SCONE: A Practical, Constraint-Aware Plug-in for Latent Encoding in Learned DNA Storage

TL;DR

This work tackles the challenge of efficiently encoding data for DNA storage within neural compression pipelines by introducing SCONE, a constraint-aware, quaternary arithmetic coder that operates directly on latent representations. It employs a deterministic FSM to enforce GC balance and homopolymer suppression during encoding, eliminating post-hoc corrections and preserving differentiability with learned priors. The approach yields a reproducible, end-to-end capable interface that achieves about 1.86 bits per nucleotide with high constraint satisfaction (≈ GC content and max homopolymer length of 3) and negligible latency. Practically, SCONE enables end-to-end optimization of latent-to-DNA pipelines, offering a scalable, reversible solution for integrated DNA-based neural computation and storage.

Abstract

DNA storage has matured from concept to practical stage, yet its integration with neural compression pipelines remains inefficient. Early DNA encoders applied redundancy-heavy constraint layers atop raw binary data - workable but primitive. Recent neural codecs compress data into learned latent representations with rich statistical structure, yet still convert these latents to DNA via naive binary-to-quaternary transcoding, discarding the entropy model's optimization. This mismatch undermines compression efficiency and complicates the encoding stack. A plug-in module that collapses latent compression and DNA encoding into a single step. SCONE performs quaternary arithmetic coding directly on the latent space in DNA bases. Its Constraint-Aware Adaptive Coding module dynamically steers the entropy encoder's learned probability distribution to enforce biochemical constraints - Guanine-Cytosine (GC) balance and homopolymer suppression - deterministically during encoding, eliminating post-hoc correction. The design preserves full reversibility and exploits the hyperprior model's learned priors without modification. Experiments show SCONE achieves near-perfect constraint satisfaction with negligible computational overhead (<2% latency), establishing a latent-agnostic interface for end-to-end DNA-compatible learned codecs.
Paper Structure (22 sections, 3 equations, 3 figures, 3 tables)

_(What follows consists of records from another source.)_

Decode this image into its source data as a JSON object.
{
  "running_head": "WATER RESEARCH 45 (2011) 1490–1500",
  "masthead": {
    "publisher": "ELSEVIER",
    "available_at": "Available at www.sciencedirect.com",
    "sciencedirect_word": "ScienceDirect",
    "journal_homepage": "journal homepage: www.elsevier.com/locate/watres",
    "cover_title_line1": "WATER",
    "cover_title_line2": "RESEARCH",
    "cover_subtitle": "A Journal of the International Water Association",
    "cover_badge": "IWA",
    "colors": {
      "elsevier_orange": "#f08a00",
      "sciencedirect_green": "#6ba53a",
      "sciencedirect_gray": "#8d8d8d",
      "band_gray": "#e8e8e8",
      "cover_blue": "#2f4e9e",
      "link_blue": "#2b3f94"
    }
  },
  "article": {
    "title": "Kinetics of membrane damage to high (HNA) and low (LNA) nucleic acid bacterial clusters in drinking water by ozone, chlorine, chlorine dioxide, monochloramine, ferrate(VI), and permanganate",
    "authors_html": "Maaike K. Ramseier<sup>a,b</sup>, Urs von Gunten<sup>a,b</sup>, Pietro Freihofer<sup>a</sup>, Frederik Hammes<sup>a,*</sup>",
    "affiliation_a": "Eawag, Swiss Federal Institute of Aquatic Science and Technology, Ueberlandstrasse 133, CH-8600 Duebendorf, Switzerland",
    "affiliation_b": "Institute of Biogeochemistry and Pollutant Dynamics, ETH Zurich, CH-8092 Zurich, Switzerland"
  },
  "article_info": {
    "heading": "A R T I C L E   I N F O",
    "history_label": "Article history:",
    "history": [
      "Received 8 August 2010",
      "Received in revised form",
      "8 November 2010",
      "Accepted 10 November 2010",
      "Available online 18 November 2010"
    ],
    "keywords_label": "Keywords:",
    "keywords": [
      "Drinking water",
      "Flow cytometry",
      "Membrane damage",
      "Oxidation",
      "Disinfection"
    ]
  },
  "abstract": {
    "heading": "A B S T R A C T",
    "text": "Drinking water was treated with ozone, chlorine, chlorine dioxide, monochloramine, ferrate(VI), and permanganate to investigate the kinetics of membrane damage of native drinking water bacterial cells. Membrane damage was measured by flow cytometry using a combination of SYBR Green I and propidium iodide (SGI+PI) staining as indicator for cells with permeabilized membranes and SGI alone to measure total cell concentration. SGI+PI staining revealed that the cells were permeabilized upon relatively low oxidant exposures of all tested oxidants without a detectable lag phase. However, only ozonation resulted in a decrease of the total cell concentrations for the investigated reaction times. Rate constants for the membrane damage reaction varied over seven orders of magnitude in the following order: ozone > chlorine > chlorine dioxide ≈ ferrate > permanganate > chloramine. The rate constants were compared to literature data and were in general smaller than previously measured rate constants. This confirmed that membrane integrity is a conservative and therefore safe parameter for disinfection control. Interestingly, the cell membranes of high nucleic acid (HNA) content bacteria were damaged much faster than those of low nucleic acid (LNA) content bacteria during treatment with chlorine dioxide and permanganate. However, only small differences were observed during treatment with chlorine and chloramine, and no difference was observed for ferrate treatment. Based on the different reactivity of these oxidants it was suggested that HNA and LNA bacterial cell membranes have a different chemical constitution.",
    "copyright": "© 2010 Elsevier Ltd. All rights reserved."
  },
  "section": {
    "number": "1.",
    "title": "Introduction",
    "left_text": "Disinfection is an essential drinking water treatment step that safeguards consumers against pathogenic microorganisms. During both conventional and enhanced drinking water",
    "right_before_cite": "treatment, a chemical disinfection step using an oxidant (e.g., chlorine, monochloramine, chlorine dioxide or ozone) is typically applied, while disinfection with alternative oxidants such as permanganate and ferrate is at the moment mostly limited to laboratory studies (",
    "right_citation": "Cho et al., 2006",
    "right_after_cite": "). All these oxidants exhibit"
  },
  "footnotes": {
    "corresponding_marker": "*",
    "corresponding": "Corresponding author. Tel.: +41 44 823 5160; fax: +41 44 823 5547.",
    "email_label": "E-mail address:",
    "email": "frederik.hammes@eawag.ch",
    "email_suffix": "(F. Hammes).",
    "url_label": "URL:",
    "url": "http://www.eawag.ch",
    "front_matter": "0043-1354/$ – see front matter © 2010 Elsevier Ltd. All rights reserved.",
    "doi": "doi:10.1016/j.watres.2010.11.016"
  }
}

This paper contains 22 sections, 3 equations, 3 figures, 3 tables.

Figures (3)

  • Figure 1: SCONE framework overview.(A) The SCONE module is designed as a plug-in neural encoder that integrates seamlessly into existing machine learning pipelines. It accepts latent representations $y$ from arbitrary upstream models (e.g., autoencoders, VAEs, image compressors), and transforms them into DNA-compatible representations. After biochemical storage and decoding, the reconstructed latent can be passed into downstream tasks such as lossless recovery of latent tokens or semantic retrieval—demonstrating SCONE’s adaptability to diverse latent spaces. (B)DW-Codec (DNA-Constrained & Wet-loop Codec): a codec stack that translates quantized representations into synthesizable DNA strands via base-4 arithmetic coding and constraint filtering. The decoder path reverses this transformation after sequencing. (C) FSM-regularized base-4 arithmetic encoding: quantized latent symbols are mapped to ATGC bases using a context model. Finite-State Machines (FSMs) are used to filter illegal patterns (e.g., homopolymers or unbalanced GC-content) before base-4 interval encoding.
  • Figure 2: Constraint satisfaction comparison. (a) GC content deviation from target 50%. (b) Maximum homopolymer length.
  • Figure 3: FSM-guided base selection. (a) No FSM: random quaternary sequence with GC=52% and max homopolymer=4 (red box indicates violation). (b) FSM-enabled: satisfies GC $\approx 50\%$ and HP $\leq 3$. (c) FSM state tracking: number of allowed bases per position (green=4 bases, orange=3, red=2).